The Quicksand.
Let's be honest: if they had been Italian and opted for such a name, we would have hunted them down with dogs.
But they are Americans and so the moniker, since we don't understand a thing, ends up being cool regardless, a bit like Auanagana Beibe Camon.
If they had been Italian and debuted (or even not: around here there isn't the habit of giving space to those who have something interesting to say, especially not in music) in 1993 with one of the simply most intelligent and beautiful albums of those combative years, we wouldn't even have noticed and they would have dissolved after three concerts in some damp and seedy dive.
But they are Americans and there, perhaps due to the high average per capita GDP, bands are not only debuting but also playing, supporting and releasing them at the speed of light. Then that they allow it with nonchalance to pigs and dogs of every race and species is a whole other story.
I think I'm digressing.
Let's get back to Quicksand.
After recording only two LPs at the beginning of the last decade of the last millennium, they suddenly went underground, losing their tracks, and diminishing the hopes over the years of seeing and hearing them play together again.
In late 2017, just 22 years from their last record cry, here they are together again. Who would have ever thought.
The meaning of such an album, considering the characteristics that compose it, might require a multi-dimensional analysis:
a band that in those years was born as a "reaction", perhaps even evolution of the previous hardcore matrix of the members who were part of it and that today essentially resume the discourse exactly where it stopped. Almost crystallized.
I don't know whether it's a lack of ability to imagine beyond or a precise desire to retrace the same steps, but the fact is that the album is really quite successful.
It's not unlikely I say so since "Slip" was qualitatively really a watershed and having had the chance to appreciate it live, I can't imagine a different sound from them.
Maybe to a teenager who today also looks with curiosity at today's musical world, necessarily living in their times, such work will presumably say little or nothing: musical vintage or a little more.
I fear I'm digressing again.
So let's delve into the interiors of this "Interiors", expelled last November from Mr.
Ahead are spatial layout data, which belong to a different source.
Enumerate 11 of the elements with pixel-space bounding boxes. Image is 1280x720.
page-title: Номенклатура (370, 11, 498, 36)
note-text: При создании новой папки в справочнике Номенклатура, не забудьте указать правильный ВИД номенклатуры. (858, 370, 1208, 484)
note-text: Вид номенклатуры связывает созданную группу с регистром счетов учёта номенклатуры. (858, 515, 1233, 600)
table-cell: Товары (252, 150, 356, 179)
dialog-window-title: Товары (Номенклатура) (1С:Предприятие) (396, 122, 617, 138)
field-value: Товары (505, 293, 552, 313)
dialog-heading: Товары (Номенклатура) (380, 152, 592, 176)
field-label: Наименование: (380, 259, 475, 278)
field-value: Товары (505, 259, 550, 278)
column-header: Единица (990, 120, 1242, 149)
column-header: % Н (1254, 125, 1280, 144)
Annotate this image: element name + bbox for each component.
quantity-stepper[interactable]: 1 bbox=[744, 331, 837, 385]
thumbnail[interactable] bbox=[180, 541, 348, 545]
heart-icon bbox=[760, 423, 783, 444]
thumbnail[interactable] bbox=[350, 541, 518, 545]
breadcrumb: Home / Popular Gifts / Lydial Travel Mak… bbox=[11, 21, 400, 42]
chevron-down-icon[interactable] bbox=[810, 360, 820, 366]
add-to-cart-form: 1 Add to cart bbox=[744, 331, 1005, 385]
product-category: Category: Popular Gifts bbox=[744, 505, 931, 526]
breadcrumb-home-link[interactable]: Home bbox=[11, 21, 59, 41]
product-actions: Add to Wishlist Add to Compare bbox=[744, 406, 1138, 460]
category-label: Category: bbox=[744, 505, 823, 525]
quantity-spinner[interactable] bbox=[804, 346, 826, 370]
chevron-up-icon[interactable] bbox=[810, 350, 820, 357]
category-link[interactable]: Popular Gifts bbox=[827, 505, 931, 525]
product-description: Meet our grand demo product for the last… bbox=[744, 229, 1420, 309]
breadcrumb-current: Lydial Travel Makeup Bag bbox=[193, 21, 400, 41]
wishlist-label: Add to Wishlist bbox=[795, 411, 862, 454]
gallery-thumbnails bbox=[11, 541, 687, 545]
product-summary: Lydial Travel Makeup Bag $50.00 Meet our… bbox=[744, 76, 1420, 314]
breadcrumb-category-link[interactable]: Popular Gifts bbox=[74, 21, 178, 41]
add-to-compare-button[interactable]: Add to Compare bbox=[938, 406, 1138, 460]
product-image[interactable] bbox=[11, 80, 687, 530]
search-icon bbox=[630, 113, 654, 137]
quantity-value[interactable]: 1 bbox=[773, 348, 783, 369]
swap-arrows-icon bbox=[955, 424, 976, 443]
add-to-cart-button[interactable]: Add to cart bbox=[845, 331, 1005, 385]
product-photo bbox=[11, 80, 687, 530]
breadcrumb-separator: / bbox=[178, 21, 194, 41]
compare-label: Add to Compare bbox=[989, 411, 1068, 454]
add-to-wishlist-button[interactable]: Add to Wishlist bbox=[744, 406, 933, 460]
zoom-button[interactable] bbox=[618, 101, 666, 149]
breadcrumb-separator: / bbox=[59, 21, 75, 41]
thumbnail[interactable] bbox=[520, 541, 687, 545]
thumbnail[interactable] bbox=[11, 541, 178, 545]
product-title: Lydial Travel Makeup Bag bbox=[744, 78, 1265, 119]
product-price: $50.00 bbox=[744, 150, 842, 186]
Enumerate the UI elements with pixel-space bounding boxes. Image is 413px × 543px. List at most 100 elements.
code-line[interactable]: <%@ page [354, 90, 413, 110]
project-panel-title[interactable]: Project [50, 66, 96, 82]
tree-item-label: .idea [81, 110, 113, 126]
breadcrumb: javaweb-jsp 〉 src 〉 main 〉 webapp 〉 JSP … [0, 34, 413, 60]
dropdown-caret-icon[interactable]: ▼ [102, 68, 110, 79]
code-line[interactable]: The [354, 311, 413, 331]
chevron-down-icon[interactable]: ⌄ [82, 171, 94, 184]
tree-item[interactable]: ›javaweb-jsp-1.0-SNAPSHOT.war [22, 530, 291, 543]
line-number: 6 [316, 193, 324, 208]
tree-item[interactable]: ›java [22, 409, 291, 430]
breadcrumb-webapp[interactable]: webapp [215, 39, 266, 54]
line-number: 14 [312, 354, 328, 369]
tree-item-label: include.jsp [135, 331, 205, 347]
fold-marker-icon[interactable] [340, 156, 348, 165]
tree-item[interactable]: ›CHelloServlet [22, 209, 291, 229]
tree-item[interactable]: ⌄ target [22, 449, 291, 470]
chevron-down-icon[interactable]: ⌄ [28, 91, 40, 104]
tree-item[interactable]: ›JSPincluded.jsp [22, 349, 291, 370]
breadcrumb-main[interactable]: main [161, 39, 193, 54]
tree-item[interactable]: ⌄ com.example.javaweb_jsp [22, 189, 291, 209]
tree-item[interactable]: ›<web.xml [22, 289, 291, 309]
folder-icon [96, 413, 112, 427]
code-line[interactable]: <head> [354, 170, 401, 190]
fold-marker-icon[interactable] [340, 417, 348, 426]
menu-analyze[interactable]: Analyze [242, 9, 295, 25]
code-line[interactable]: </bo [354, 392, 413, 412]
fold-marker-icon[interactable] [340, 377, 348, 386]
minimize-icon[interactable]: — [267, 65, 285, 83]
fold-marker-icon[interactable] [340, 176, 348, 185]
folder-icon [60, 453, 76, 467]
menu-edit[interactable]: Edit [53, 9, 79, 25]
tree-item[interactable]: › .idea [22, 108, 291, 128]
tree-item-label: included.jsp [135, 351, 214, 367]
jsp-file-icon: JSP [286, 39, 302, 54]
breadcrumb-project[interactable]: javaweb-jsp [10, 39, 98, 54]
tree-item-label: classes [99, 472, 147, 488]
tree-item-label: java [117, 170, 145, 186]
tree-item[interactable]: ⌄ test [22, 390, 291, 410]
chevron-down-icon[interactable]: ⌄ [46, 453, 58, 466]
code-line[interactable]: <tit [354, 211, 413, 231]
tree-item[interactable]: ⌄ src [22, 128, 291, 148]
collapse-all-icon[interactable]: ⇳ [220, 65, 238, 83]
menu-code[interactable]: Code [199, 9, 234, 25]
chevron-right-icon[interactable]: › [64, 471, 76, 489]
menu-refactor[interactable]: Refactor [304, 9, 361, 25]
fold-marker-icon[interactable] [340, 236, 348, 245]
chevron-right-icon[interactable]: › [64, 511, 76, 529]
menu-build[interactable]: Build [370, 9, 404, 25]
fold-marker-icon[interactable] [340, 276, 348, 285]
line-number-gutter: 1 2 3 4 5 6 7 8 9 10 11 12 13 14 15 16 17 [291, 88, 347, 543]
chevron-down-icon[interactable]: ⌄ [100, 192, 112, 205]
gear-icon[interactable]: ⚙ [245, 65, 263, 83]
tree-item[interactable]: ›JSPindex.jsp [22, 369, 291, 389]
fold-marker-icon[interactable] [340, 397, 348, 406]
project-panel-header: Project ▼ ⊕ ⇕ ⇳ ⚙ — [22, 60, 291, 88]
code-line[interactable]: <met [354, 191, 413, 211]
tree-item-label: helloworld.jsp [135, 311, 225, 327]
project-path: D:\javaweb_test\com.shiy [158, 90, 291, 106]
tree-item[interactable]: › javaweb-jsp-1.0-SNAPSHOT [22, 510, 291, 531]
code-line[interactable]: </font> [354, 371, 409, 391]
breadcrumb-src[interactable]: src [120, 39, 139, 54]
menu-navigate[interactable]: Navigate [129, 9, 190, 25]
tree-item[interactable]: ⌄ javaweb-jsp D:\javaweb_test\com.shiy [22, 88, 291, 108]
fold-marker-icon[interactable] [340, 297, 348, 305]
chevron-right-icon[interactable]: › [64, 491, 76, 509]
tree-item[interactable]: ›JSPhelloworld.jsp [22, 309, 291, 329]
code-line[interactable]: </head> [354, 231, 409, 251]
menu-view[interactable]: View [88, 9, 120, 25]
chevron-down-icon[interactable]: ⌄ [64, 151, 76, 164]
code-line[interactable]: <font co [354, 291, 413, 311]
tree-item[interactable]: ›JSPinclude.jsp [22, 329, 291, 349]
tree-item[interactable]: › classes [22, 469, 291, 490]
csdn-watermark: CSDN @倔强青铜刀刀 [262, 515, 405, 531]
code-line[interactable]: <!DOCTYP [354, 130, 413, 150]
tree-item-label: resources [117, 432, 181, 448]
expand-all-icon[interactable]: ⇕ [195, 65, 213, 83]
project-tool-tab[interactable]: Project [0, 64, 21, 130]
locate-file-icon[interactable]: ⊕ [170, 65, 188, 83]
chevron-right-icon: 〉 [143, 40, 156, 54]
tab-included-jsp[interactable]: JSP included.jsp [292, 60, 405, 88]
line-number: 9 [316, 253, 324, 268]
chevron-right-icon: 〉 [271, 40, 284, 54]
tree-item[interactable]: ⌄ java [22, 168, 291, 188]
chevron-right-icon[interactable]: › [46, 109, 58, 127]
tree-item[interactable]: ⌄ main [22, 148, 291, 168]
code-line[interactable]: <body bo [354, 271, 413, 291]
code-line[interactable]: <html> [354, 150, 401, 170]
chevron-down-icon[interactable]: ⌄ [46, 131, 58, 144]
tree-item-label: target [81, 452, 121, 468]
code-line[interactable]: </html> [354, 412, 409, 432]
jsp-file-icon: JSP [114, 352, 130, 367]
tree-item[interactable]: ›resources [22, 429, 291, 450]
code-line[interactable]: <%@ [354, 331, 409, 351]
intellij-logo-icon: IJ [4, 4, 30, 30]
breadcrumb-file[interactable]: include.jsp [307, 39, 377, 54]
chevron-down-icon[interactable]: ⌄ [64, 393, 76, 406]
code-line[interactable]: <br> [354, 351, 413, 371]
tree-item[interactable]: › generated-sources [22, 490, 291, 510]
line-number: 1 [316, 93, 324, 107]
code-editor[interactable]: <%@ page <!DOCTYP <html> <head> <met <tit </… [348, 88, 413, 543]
Brett Gurewitz's Epitaph: the opening track, "Illuminant", immediately enlightens us on how full and clear the overall sound will be: the rhythmic intersections of bass and drums are precise, surgical, undulating, and tumultuous; Tom Capone's guitar is a silent, undercover probe that when it rises screams pain throughout the album.
And then there's Walter Schreifels’ singing: polite, suffered, empathetic. I would dare to say perfect for the context.
In the lot, there's some (moderately) more agitated track than the others: "Under The Screw" and "Sick Mind" are the "noisiest" peaks of an album that has that indefinite flavor which I personally love and which I would define overall as "robustly reflective", whatever that may mean.
Often you almost have the sensation that they go nowhere and instead, listening carefully, they simply tell us that they are here and now.
And it is, ultimately, the only thing that matters.